Rich Hill pitched for the Red Sox in the last three weeks of the season, mostly because Boston had few options in the ‘mop-up' portion of a lost season. He performed extraordinarily well, throwing 29 innings and giving up only five earned runs. The peripherals matched the output, and Hill managed to get paid and guarantee himself a spot in the Athletics rotation. Not too shabby for a guy who signed a minor league deal in August.
Last Friday I discussed why Craig Breslow is definitely NOT a starting pitcher. This week though, we look at the unique case Hill presents as a breakout veteran. In the four games he started for the Red Sox, the 35 year old posted a 34 percent strikeout rate and a 4.7 percent walk rate ----- a 36:5 K:BB ratio. He averaged seven innings per start and went the distance in a complete game shutout against the Orioles in which he struck out 10 and allowed only three baserunners. Every team goes cold at the plate sometimes, but Hill dominated the entire AL East, including a seven-inning shutout bid against the Rays and a two-run six-inning affair against the Yankees. Even his worst start served as a winnable game for Boston when Hill tossed six innings of three-run ball against Toronto's juggernaut offense.
Hill gave up only two long balls, and his home run to fly ball rate of 9.1 percent does not indicate good luck or negative regression. It just...was. Additionally, despite a low average on balls in play he allowed the softest contact of any time he's spent in the big leagues at 28.6 percent. His pitch mix looked utterly dominant at times, and the 15ish miles per hour difference between his curve and fastball kept hitters guessing.
Among all pitchers who threw at least 200 four-seam fastballs, Hill led the league in whiffs per swing, demonstrating the nastiness of his raw stuff. The 30.9 swing-and-misses percentage against his four seamer bested the likes of Chris Sale, Jacob deGrom, Max Scherzer ----- everyone! Hill lost a bit of velocity in 2015 (he sat at 90.6 down from 92 a year ago) but combined with a devastating curve ball, he wreaked havoc amongst some of the league's best hitters.

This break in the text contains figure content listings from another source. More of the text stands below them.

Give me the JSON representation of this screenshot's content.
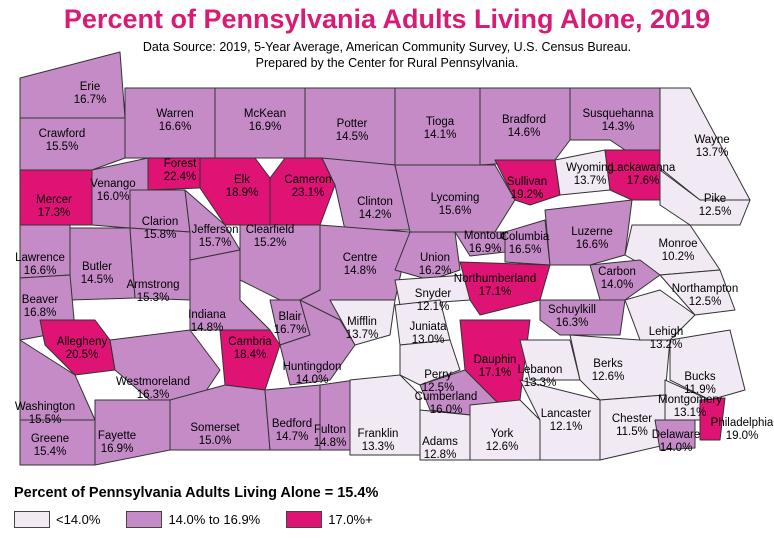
{
  "title": "Percent of Pennsylvania Adults Living Alone, 2019",
  "source_line1": "Data Source: 2019, 5-Year Average, American Community Survey, U.S. Census Bureau.",
  "source_line2": "Prepared by the Center for Rural Pennsylvania.",
  "state_average": "Percent of Pennsylvania Adults Living Alone = 15.4%",
  "colors": {
    "low": "#f1e9f4",
    "mid": "#c48bc7",
    "high": "#df1374",
    "border": "#333333",
    "title": "#d81b74"
  },
  "legend": [
    {
      "label": "<14.0%",
      "class": "low"
    },
    {
      "label": "14.0% to 16.9%",
      "class": "mid"
    },
    {
      "label": "17.0%+",
      "class": "high"
    }
  ],
  "counties": [
    {
      "name": "Erie",
      "value": "16.7%",
      "class": "mid"
    },
    {
      "name": "Crawford",
      "value": "15.5%",
      "class": "mid"
    },
    {
      "name": "Warren",
      "value": "16.6%",
      "class": "mid"
    },
    {
      "name": "McKean",
      "value": "16.9%",
      "class": "mid"
    },
    {
      "name": "Potter",
      "value": "14.5%",
      "class": "mid"
    },
    {
      "name": "Tioga",
      "value": "14.1%",
      "class": "mid"
    },
    {
      "name": "Bradford",
      "value": "14.6%",
      "class": "mid"
    },
    {
      "name": "Susquehanna",
      "value": "14.3%",
      "class": "mid"
    },
    {
      "name": "Wayne",
      "value": "13.7%",
      "class": "low"
    },
    {
      "name": "Mercer",
      "value": "17.3%",
      "class": "high"
    },
    {
      "name": "Venango",
      "value": "16.0%",
      "class": "mid"
    },
    {
      "name": "Forest",
      "value": "22.4%",
      "class": "high"
    },
    {
      "name": "Elk",
      "value": "18.9%",
      "class": "high"
    },
    {
      "name": "Cameron",
      "value": "23.1%",
      "class": "high"
    },
    {
      "name": "Clinton",
      "value": "14.2%",
      "class": "mid"
    },
    {
      "name": "Lycoming",
      "value": "15.6%",
      "class": "mid"
    },
    {
      "name": "Sullivan",
      "value": "19.2%",
      "class": "high"
    },
    {
      "name": "Wyoming",
      "value": "13.7%",
      "class": "low"
    },
    {
      "name": "Lackawanna",
      "value": "17.6%",
      "class": "high"
    },
    {
      "name": "Pike",
      "value": "12.5%",
      "class": "low"
    },
    {
      "name": "Lawrence",
      "value": "16.6%",
      "class": "mid"
    },
    {
      "name": "Butler",
      "value": "14.5%",
      "class": "mid"
    },
    {
      "name": "Clarion",
      "value": "15.8%",
      "class": "mid"
    },
    {
      "name": "Jefferson",
      "value": "15.7%",
      "class": "mid"
    },
    {
      "name": "Clearfield",
      "value": "15.2%",
      "class": "mid"
    },
    {
      "name": "Centre",
      "value": "14.8%",
      "class": "mid"
    },
    {
      "name": "Union",
      "value": "16.2%",
      "class": "mid"
    },
    {
      "name": "Montour",
      "value": "16.9%",
      "class": "mid"
    },
    {
      "name": "Columbia",
      "value": "16.5%",
      "class": "mid"
    },
    {
      "name": "Luzerne",
      "value": "16.6%",
      "class": "mid"
    },
    {
      "name": "Monroe",
      "value": "10.2%",
      "class": "low"
    },
    {
      "name": "Beaver",
      "value": "16.8%",
      "class": "mid"
    },
    {
      "name": "Armstrong",
      "value": "15.3%",
      "class": "mid"
    },
    {
      "name": "Indiana",
      "value": "14.8%",
      "class": "mid"
    },
    {
      "name": "Snyder",
      "value": "12.1%",
      "class": "low"
    },
    {
      "name": "Northumberland",
      "value": "17.1%",
      "class": "high"
    },
    {
      "name": "Carbon",
      "value": "14.0%",
      "class": "mid"
    },
    {
      "name": "Northampton",
      "value": "12.5%",
      "class": "low"
    },
    {
      "name": "Allegheny",
      "value": "20.5%",
      "class": "high"
    },
    {
      "name": "Cambria",
      "value": "18.4%",
      "class": "high"
    },
    {
      "name": "Blair",
      "value": "16.7%",
      "class": "mid"
    },
    {
      "name": "Mifflin",
      "value": "13.7%",
      "class": "low"
    },
    {
      "name": "Juniata",
      "value": "13.0%",
      "class": "low"
    },
    {
      "name": "Schuylkill",
      "value": "16.3%",
      "class": "mid"
    },
    {
      "name": "Lehigh",
      "value": "13.2%",
      "class": "low"
    },
    {
      "name": "Westmoreland",
      "value": "16.3%",
      "class": "mid"
    },
    {
      "name": "Huntingdon",
      "value": "14.0%",
      "class": "mid"
    },
    {
      "name": "Perry",
      "value": "12.5%",
      "class": "low"
    },
    {
      "name": "Dauphin",
      "value": "17.1%",
      "class": "high"
    },
    {
      "name": "Lebanon",
      "value": "13.3%",
      "class": "low"
    },
    {
      "name": "Berks",
      "value": "12.6%",
      "class": "low"
    },
    {
      "name": "Bucks",
      "value": "11.9%",
      "class": "low"
    },
    {
      "name": "Washington",
      "value": "15.5%",
      "class": "mid"
    },
    {
      "name": "Somerset",
      "value": "15.0%",
      "class": "mid"
    },
    {
      "name": "Bedford",
      "value": "14.7%",
      "class": "mid"
    },
    {
      "name": "Fulton",
      "value": "14.8%",
      "class": "mid"
    },
    {
      "name": "Franklin",
      "value": "13.3%",
      "class": "low"
    },
    {
      "name": "Cumberland",
      "value": "16.0%",
      "class": "mid"
    },
    {
      "name": "Adams",
      "value": "12.8%",
      "class": "low"
    },
    {
      "name": "York",
      "value": "12.6%",
      "class": "low"
    },
    {
      "name": "Lancaster",
      "value": "12.1%",
      "class": "low"
    },
    {
      "name": "Chester",
      "value": "11.5%",
      "class": "low"
    },
    {
      "name": "Montgomery",
      "value": "13.1%",
      "class": "low"
    },
    {
      "name": "Delaware",
      "value": "14.0%",
      "class": "mid"
    },
    {
      "name": "Philadelphia",
      "value": "19.0%",
      "class": "high"
    },
    {
      "name": "Greene",
      "value": "15.4%",
      "class": "mid"
    },
    {
      "name": "Fayette",
      "value": "16.9%",
      "class": "mid"
    }
  ]
}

In 2015, Hill's curveball averaged 74 miles per hour and vertically danced more than it had in six years. The vertical movement last year was -8.4 compared to a 2010-2015 average of -5.11, which included a low of -3.49 last year in 2014. Brett Gardner got a taste of Hill's curve in a start Hill dominated; Gardner could do nothing but stare. It looked as if it would hit him, then it dove right across the heart of the plate:
In 2015, Hill relied primarily on his four-seam fastball, a pitch he threw nearly half the time. He supplemented it by throwing the curveball nearly 40 percent of the time. He rounded out his arsenal with a changeup (eight percent) and occasionally a slider (three percent). With a three-pitch mix (really just a ‘suped up' two-pitch mix) Hill has the ability to churn a lineup two and often three or dare I say four times. Not that I'd advocate that often, but you get my point. His stuff looked good.
The Athletics made a calculated risk in signing Hill. Despite not seeing him throw a full year's worth of innings, his stuff looked better than ever and for a team on a budget, a glimpse of a ceiling is worth the risk.
While he's unlikely to post a sub-2 earned run average and FIP, Oakland may have a mid-rotation starter who they hope can give them at least 100 innings, and perhaps 150 innings next season for only $6 million. The biggest issue is probably that Hill has not thrown 100 innings total since 2010, when he split time with the Red Sox and Cardinals and bounced between the minors and majors. His arm has not endured the stress of a full Major League season since 2007. At this point no one should be questioning the talent, but we should be questioning the durability.